John Nolan has done it again! Nolan is the writer and director for the very successful dinner theatre production, ‘The Idaho Kid at the Waverly’ presented by the Tommy Douglas Performing Arts Centre at the King George Hotel in Weyburn.
“Our history defines us as a people. We must honour it if we are to appreciate our ancestry and heritage,” states Nolan. With humour, song and acting that is exactly what the ‘Idaho Kid at the Waverly’ accomplishes. It brings to life issues of the day and speaks to the role of women during the era in which it is set.
The Idaho Kid is young cowboy who comes to Weyburn to have some fun and stir things up a little. His sidekick and wife accompany him. He is bold as brass and has a wandering eye – which lands him in trouble with more than one character.
The story is set in the time when “temperance women” were actively pointing out the temptation of alcohol. Led by an outspoken, stalwart woman, the group sang their way through the production, giving new life to old time hymns such as, ‘Onward Christian Soldiers’. What the women lacked in singing ability was more than made up for in the passion with which they sang. They kept the audience amused with their vocal range and facial expressions.
At the local drinking establishment, the Waverly, ladies of questionable moral background were also under fire from the temperance women. Local politicians soon gave in to pressure and informed the owner, a woman, a lock would be placed on the door. As a woman, the owner had no voice and no vote.
In the meantime, the Idaho Kid enjoys the company of the ladies from the Waverly and the entertainment at the bar. A cowboy on horseback (on a live horse) enters the establishment and sings to patrons and women.
The play continues with set changes and the introduction of various characters from the era, including a travelling preacher who holds a ‘meeting’. All the characters attend and are enthralled by the message that Reverend Tobias Fitzgerald delivers. His preaching and specially made elixir manages to cure a young man inflicted with pain from drinking.
The temperance women are captivated by the good reverend and liberally purchase and sample his elixir. Their hymn singing becomes quite comic as they feel the effect of the ‘medicine’.
A singing postman, three town drunks, the NWMP and other characters round out the production. The girls from the Waverly end the performance with a rousing cancan dance.
The Idaho Kid at the Waverly played to a sold out crowd for its six performances, with a substantial waiting list for last minute tickets.
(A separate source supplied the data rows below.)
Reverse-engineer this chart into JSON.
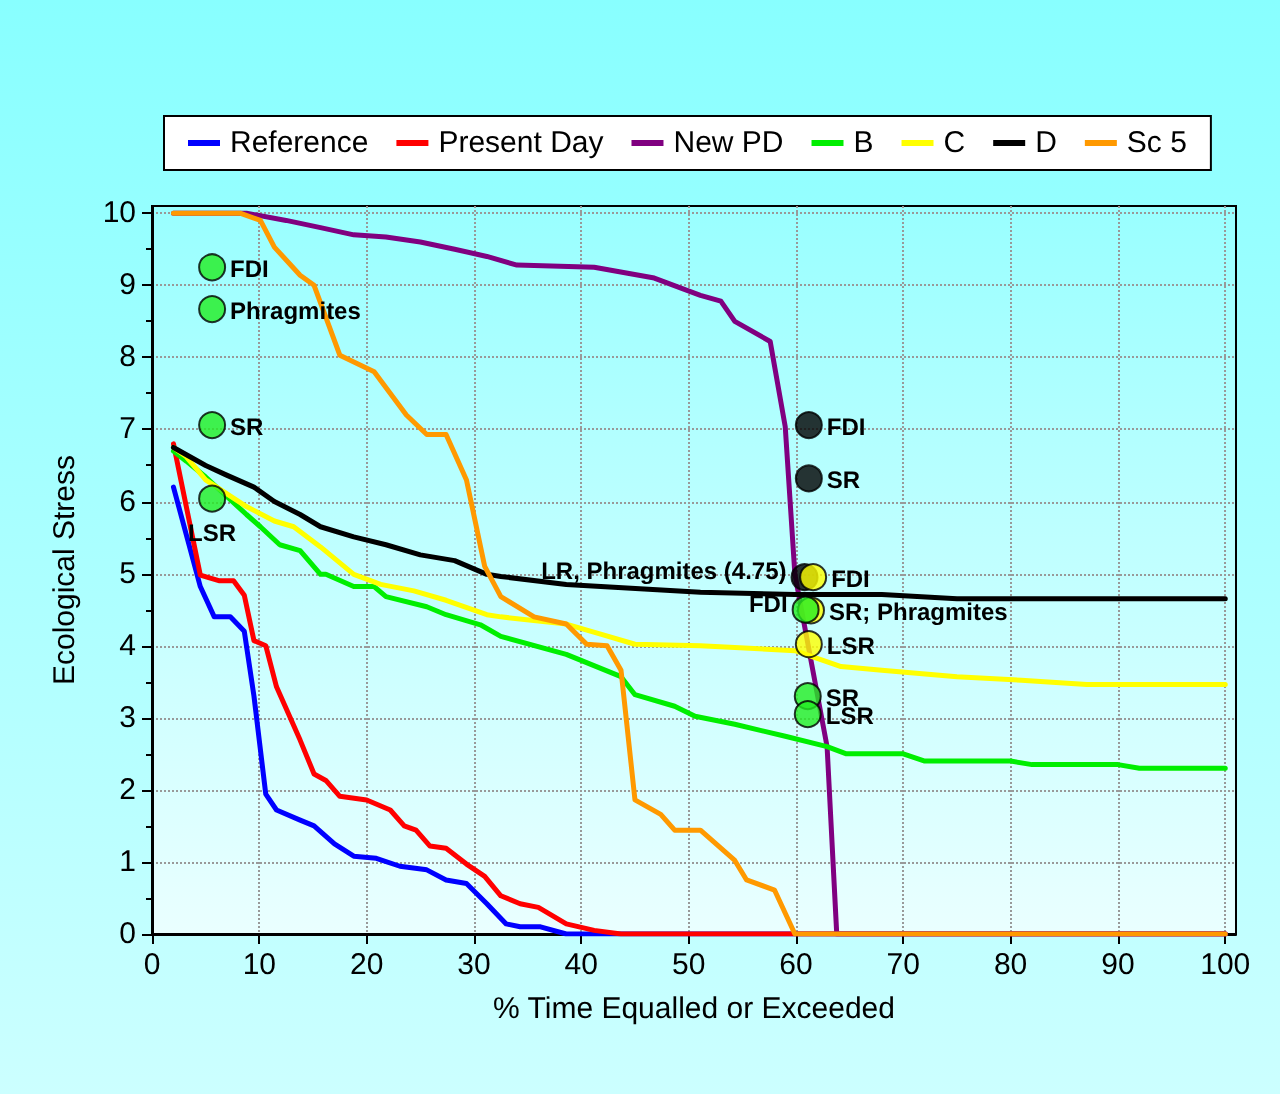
{
  "chart_data": {
    "type": "line",
    "xlabel": "% Time Equalled or Exceeded",
    "ylabel": "Ecological Stress",
    "xlim": [
      0,
      101
    ],
    "xticks": [
      0,
      10,
      20,
      30,
      40,
      50,
      60,
      70,
      80,
      90,
      100
    ],
    "ylim": [
      0,
      10.1
    ],
    "yticks": [
      0,
      1,
      2,
      3,
      4,
      5,
      6,
      7,
      8,
      9,
      10
    ],
    "grid": true,
    "legend": "top",
    "marker": "none",
    "line_style": "solid",
    "series": [
      {
        "name": "Reference",
        "color": "#0000ff",
        "x": [
          2,
          4.5,
          5.8,
          7.3,
          8.6,
          9.5,
          10.6,
          11.6,
          13.8,
          15.1,
          17,
          18.8,
          20.9,
          23.1,
          25.6,
          27.4,
          29.3,
          31.2,
          33,
          34.3,
          36.2,
          38.6,
          100
        ],
        "values": [
          6.2,
          4.82,
          4.4,
          4.4,
          4.2,
          3.3,
          1.94,
          1.72,
          1.58,
          1.5,
          1.25,
          1.08,
          1.05,
          0.94,
          0.89,
          0.75,
          0.7,
          0.42,
          0.14,
          0.1,
          0.1,
          0,
          0
        ]
      },
      {
        "name": "Present Day",
        "color": "#ff0000",
        "x": [
          2,
          4.5,
          6.3,
          7.6,
          8.6,
          9.5,
          10.6,
          11.6,
          13.8,
          15.1,
          16.2,
          17.5,
          20,
          22.2,
          23.5,
          24.6,
          25.9,
          27.4,
          29.3,
          31,
          32.5,
          34.3,
          36,
          38.6,
          41.2,
          43.7,
          100
        ],
        "values": [
          6.8,
          4.98,
          4.9,
          4.9,
          4.7,
          4.07,
          4,
          3.43,
          2.69,
          2.22,
          2.13,
          1.91,
          1.86,
          1.72,
          1.5,
          1.44,
          1.22,
          1.19,
          0.97,
          0.8,
          0.53,
          0.42,
          0.37,
          0.14,
          0.05,
          0,
          0
        ]
      },
      {
        "name": "New PD",
        "color": "#800080",
        "x": [
          2,
          8.8,
          12.5,
          15.7,
          18.8,
          21.8,
          25,
          28.2,
          31.2,
          34,
          41.2,
          46.8,
          51.1,
          53,
          54.3,
          57.6,
          59,
          59.9,
          62.9,
          63.8,
          100
        ],
        "values": [
          10,
          10,
          9.9,
          9.8,
          9.7,
          9.67,
          9.6,
          9.5,
          9.4,
          9.28,
          9.25,
          9.1,
          8.86,
          8.78,
          8.5,
          8.22,
          7.04,
          4.99,
          2.6,
          0,
          0
        ]
      },
      {
        "name": "B",
        "color": "#00ee00",
        "x": [
          2,
          3.2,
          5,
          8.8,
          10.1,
          11.9,
          13.8,
          15.7,
          16.2,
          18.8,
          20.7,
          21.8,
          25.6,
          27.4,
          30.6,
          32.5,
          38.6,
          43.7,
          45,
          48.7,
          50.6,
          54.3,
          59.1,
          62.9,
          64.7,
          70,
          72,
          80,
          82,
          90,
          92,
          100
        ],
        "values": [
          6.7,
          6.56,
          6.34,
          5.82,
          5.65,
          5.4,
          5.32,
          4.99,
          4.99,
          4.82,
          4.82,
          4.68,
          4.54,
          4.43,
          4.29,
          4.13,
          3.88,
          3.57,
          3.32,
          3.16,
          3.02,
          2.91,
          2.74,
          2.6,
          2.5,
          2.5,
          2.4,
          2.4,
          2.35,
          2.35,
          2.3,
          2.3
        ]
      },
      {
        "name": "C",
        "color": "#ffff00",
        "x": [
          2,
          3.2,
          5,
          8.8,
          11.4,
          13.2,
          15.7,
          18.8,
          21.3,
          24.4,
          27.4,
          31.2,
          32.5,
          38.6,
          41.8,
          45,
          51.1,
          59.9,
          64.2,
          68,
          75,
          81,
          87.1,
          100
        ],
        "values": [
          6.75,
          6.62,
          6.3,
          5.93,
          5.73,
          5.65,
          5.37,
          4.99,
          4.85,
          4.76,
          4.63,
          4.43,
          4.4,
          4.3,
          4.16,
          4.02,
          4,
          3.93,
          3.71,
          3.66,
          3.57,
          3.52,
          3.46,
          3.46
        ]
      },
      {
        "name": "D",
        "color": "#000000",
        "x": [
          2,
          5,
          6.9,
          9.5,
          11.4,
          13.8,
          15.7,
          18.8,
          21.8,
          25,
          28.2,
          31.2,
          32.5,
          38.6,
          51.1,
          59.9,
          68,
          75,
          100
        ],
        "values": [
          6.75,
          6.5,
          6.37,
          6.2,
          6,
          5.82,
          5.65,
          5.51,
          5.4,
          5.26,
          5.18,
          4.99,
          4.96,
          4.85,
          4.74,
          4.71,
          4.71,
          4.65,
          4.65
        ]
      },
      {
        "name": "Sc 5",
        "color": "#ff9900",
        "x": [
          2,
          8.2,
          10.1,
          11.4,
          13.8,
          15.1,
          17.5,
          20.7,
          23.7,
          25.6,
          27.4,
          29.3,
          31,
          32.5,
          35.6,
          38.6,
          40.5,
          42.4,
          43.7,
          45,
          47.4,
          48.7,
          51.1,
          54.3,
          55.4,
          58,
          59.9,
          100
        ],
        "values": [
          10,
          10,
          9.9,
          9.53,
          9.14,
          9,
          8.03,
          7.8,
          7.2,
          6.93,
          6.93,
          6.3,
          5.1,
          4.68,
          4.4,
          4.3,
          4.02,
          4,
          3.66,
          1.86,
          1.66,
          1.44,
          1.44,
          1.02,
          0.75,
          0.61,
          0,
          0
        ]
      },
      {
        "type": "scatter",
        "marker": "circle",
        "color": "#22ee22",
        "x": [
          5.6,
          5.6,
          5.6,
          5.6
        ],
        "values": [
          9.25,
          8.67,
          7.06,
          6.04
        ]
      },
      {
        "type": "scatter",
        "marker": "circle",
        "color": "#000000",
        "x": [
          61.2,
          61.2,
          60.8
        ],
        "values": [
          7.06,
          6.32,
          4.95
        ]
      },
      {
        "type": "scatter",
        "marker": "circle",
        "color": "#ffff00",
        "x": [
          61.6,
          61.4,
          61.2
        ],
        "values": [
          4.95,
          4.49,
          4.02
        ]
      },
      {
        "type": "scatter",
        "marker": "circle",
        "color": "#22ee22",
        "x": [
          60.9,
          61.1,
          61.1
        ],
        "values": [
          4.5,
          3.3,
          3.05
        ]
      }
    ],
    "annotations": [
      {
        "text": "FDI",
        "x": 5.6,
        "y": 9.25
      },
      {
        "text": "Phragmites",
        "x": 5.6,
        "y": 8.67
      },
      {
        "text": "SR",
        "x": 5.6,
        "y": 7.06
      },
      {
        "text": "LSR",
        "x": 5.6,
        "y": 6.04
      },
      {
        "text": "FDI",
        "x": 61.2,
        "y": 7.06
      },
      {
        "text": "SR",
        "x": 61.2,
        "y": 6.32
      },
      {
        "text": "FDI",
        "x": 61.6,
        "y": 4.95
      },
      {
        "text": "LR, Phragmites (4.75)",
        "x": 60.8,
        "y": 4.95
      },
      {
        "text": "SR; Phragmites",
        "x": 61.4,
        "y": 4.49
      },
      {
        "text": "FDI",
        "x": 60.9,
        "y": 4.5
      },
      {
        "text": "LSR",
        "x": 61.2,
        "y": 4.02
      },
      {
        "text": "SR",
        "x": 61.1,
        "y": 3.3
      },
      {
        "text": "LSR",
        "x": 61.1,
        "y": 3.05
      }
    ]
  }
}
The performances took place in the historic King George Hotel, Weyburn, built in 1898. It was the perfect venue for the tale.
The evening began with a meal prepared in-house by Fitzgerald’s Pub and Grill. Three cheese cauliflower and red pepper soup, a mixed greens and strawberry salad and the main course, a choice of Rib-eye steak, chicken cordon blue or poached salmon, accompanied by a stuffed baked potato and grilled zucchini and carrots were served. Beverages of choice were also available.
There was solid support given by business sponsors of Weyburn, the cast and crew, government agencies and many others working together that made the theatrical event possible.
Hotel owner, Dustin McFadden was enthusiastic about the production, saying, “It’s great. I love it. We need to be trying new ideas. I don’t think there has been a dinner theatre held in a bar anywhere in the area.”
The talented actors and creative crew took on the challenge of bringing to life characters that lived in historical fact, and represented real people who existed during that era.
Watch for more productions by the Tommy Douglas Performing Arts Centre in the future. Be sure to get your tickets early, as they will surely go fast!